Elizabeth Tupper has come a long way from Russell, a valley town in the northern Adirondacks, population 1,856.
She moved to Western New York nine years ago to attend college, first at the University at Buffalo, then in the chiropractic program at D’Youville College.
Her two sisters, then her parents, have since followed her to Western New York.
“During my time here, I feel like I’ve just turned into a Buffalo girl,” said Tupper, 27. “I moved downtown during my first year in chiropractic school and I fell in love with the different kinds of culture I could find, the different foods … and everyone is just, I don’t know, they’re happy. I feel like I get what I want out of the city, and it’s affordable.”
Tupper has spent many of the early months of her professional life in New Delhi, India, working in the hospital ofDr. Vidur K. Jain, an orthopedic surgeon who graduated from D’Youville’s chiropractic program with Tupper last summer. She visited for almost two months last fall and several weeks late this winter. Combined, the duo nearly doubled the number of chiropractors in all of India, population 1 billion and climbing.
The experience has been life-altering for Tupper, who last month began a new full-time practice at the Novelli Wellness Center in Orchard Park. She has not ruled out future visits to New Delhi.
“It was a culture shock going to UB, much less India,” she said.
How did you meet Dr. Jain?
He started chiropractic school two years after I did and he was the buzz of the school. He was a nontraditional student, he wasn’t 20-something like the rest of us and he was an orthopedic surgeon. I didn’t interact with him that much in school, but when I did, I made it a point to talk with him because he had so much to offer: surgical stories, India stories, advice when I was talking to my patients. I always felt like he was more like one of my professors than one of my classmates.
He made a comment one time that he was trying to recruit more chiropractors to India because it’s a ghost profession there. There are three – with Dr. Jain, four – chiropractors to my knowledge in all of India. I told him, ‘If you ever need somebody to go over for a little while, I’ll go.’ I don’t think he thought I was serious.
What was it like after touching down in India?
When you first get to India you notice the heat immediately, even on the plane. At the airport, just being a light-skinned female American by myself, people wanted to look at my hair. They wanted to touch my hair. They wanted to look at my eyes, because I have light eyes. You get the Indian experience very fast. I went right into the hospital in Janak Puri, a suburb of West Delhi; Dr. Jain has an orthopedic surgical hospital there. I walked in and right away started seeing patients.
Being that most people don’t know what chiropractic is in India, they’d trickle in, and the receptionist would say, ‘Go see the chiropractor upstairs. Dr. Jain, when he was there, would send his nonsurgical patients to us. In India, if you need surgery, you’ll walk in in the morning and they’ll do it that night. So it was extremely fast-paced when Dr. Jain was in the office. There would be days when he would see 60, 70 patients a day and send 30 of them up. … They were excited to have an American doctor there. That meant a lot to them.

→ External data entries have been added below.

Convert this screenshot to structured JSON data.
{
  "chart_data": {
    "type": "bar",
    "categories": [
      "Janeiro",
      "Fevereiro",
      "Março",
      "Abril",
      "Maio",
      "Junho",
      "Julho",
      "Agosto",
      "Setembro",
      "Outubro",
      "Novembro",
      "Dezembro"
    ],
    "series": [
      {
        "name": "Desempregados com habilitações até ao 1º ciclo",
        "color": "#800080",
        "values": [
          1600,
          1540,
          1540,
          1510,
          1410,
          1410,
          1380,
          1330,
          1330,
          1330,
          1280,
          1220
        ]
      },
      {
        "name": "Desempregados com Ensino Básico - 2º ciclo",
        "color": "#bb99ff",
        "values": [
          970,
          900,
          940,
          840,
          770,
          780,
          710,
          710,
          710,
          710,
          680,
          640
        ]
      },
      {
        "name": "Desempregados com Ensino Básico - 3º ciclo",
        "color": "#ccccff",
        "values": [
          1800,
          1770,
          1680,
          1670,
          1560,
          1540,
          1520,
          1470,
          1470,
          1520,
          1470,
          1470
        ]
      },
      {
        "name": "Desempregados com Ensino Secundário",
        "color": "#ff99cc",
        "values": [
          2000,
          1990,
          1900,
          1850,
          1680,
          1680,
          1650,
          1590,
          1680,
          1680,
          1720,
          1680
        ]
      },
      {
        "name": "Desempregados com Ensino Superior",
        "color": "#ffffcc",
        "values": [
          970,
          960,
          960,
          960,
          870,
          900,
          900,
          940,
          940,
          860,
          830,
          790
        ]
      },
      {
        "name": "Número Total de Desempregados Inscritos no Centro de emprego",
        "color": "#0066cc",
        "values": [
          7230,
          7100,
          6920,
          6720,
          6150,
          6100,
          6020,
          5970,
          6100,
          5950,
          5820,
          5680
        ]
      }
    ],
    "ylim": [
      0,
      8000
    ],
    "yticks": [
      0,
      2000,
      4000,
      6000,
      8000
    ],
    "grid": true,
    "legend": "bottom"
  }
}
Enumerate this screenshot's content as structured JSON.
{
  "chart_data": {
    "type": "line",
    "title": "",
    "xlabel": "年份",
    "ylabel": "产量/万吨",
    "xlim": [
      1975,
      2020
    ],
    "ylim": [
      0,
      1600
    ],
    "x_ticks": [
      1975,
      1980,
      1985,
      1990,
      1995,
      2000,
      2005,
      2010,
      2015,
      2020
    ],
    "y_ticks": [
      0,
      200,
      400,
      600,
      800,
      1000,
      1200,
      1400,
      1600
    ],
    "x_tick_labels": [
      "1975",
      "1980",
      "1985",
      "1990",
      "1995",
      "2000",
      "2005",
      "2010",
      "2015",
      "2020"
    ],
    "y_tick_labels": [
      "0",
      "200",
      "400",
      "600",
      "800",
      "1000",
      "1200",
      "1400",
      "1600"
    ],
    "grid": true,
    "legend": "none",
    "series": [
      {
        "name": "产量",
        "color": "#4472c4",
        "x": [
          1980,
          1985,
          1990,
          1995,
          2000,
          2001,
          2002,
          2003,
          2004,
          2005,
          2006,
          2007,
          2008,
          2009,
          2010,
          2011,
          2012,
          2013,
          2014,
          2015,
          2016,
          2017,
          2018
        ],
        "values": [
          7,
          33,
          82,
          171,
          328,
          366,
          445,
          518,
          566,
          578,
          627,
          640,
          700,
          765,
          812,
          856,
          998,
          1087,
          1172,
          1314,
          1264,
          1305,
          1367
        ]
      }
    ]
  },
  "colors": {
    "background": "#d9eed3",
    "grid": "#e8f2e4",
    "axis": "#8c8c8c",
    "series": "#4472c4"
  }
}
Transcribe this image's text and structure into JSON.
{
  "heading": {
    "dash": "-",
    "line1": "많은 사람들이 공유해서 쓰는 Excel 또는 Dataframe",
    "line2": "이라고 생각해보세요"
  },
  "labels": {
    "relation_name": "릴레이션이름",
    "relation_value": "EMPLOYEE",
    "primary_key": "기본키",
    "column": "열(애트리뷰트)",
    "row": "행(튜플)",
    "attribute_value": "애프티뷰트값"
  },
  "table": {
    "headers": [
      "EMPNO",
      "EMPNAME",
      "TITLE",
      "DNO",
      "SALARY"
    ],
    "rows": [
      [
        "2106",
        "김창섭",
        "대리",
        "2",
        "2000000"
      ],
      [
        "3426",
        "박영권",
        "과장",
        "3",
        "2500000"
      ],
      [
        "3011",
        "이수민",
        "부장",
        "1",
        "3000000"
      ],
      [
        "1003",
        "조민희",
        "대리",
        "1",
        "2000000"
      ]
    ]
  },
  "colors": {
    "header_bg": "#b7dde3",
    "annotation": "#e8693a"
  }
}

What were some of the more common conditions you dealt with?
I would say probably 60 percent of patients were suffering from sciatica. I saw a lot of ankylosing spondylitis. It’s a condition where your spine and the joints in your spine start to fuse. If it’s not treated, over time you stand up like a pole. It’s something you learn about in chiropractic school because we can help patients delay it getting very severe. We did learn in India it’s common. At least three patients a day had ankylosing spondylitis. I’ve talked to chiropractors who’ve been in offices for years here (in the U.S.) who’ve never seen a case.
What was it like in India when you weren’t working?
I did not do a lot outside of work because it really is unsafe unless you know people who know the city. I was not in a touristy area. (Fellow D’Youville grad Brandon Kulp and I) watched ‘America’s Funniest Home Videos’ every day at the hotel, like clockwork. … for two hours. We did get to go to the markets. Saturday market was my favorite. I have learned that I can get a real good deal if I’m just persistent with not paying a price.
What are some of the big lessons you took away from your two trips to India?
I guess just learning to appreciate everything that I have. I know it’s cliché to think, ‘Be grateful what you have in life,’ but boy did I learn it firsthand.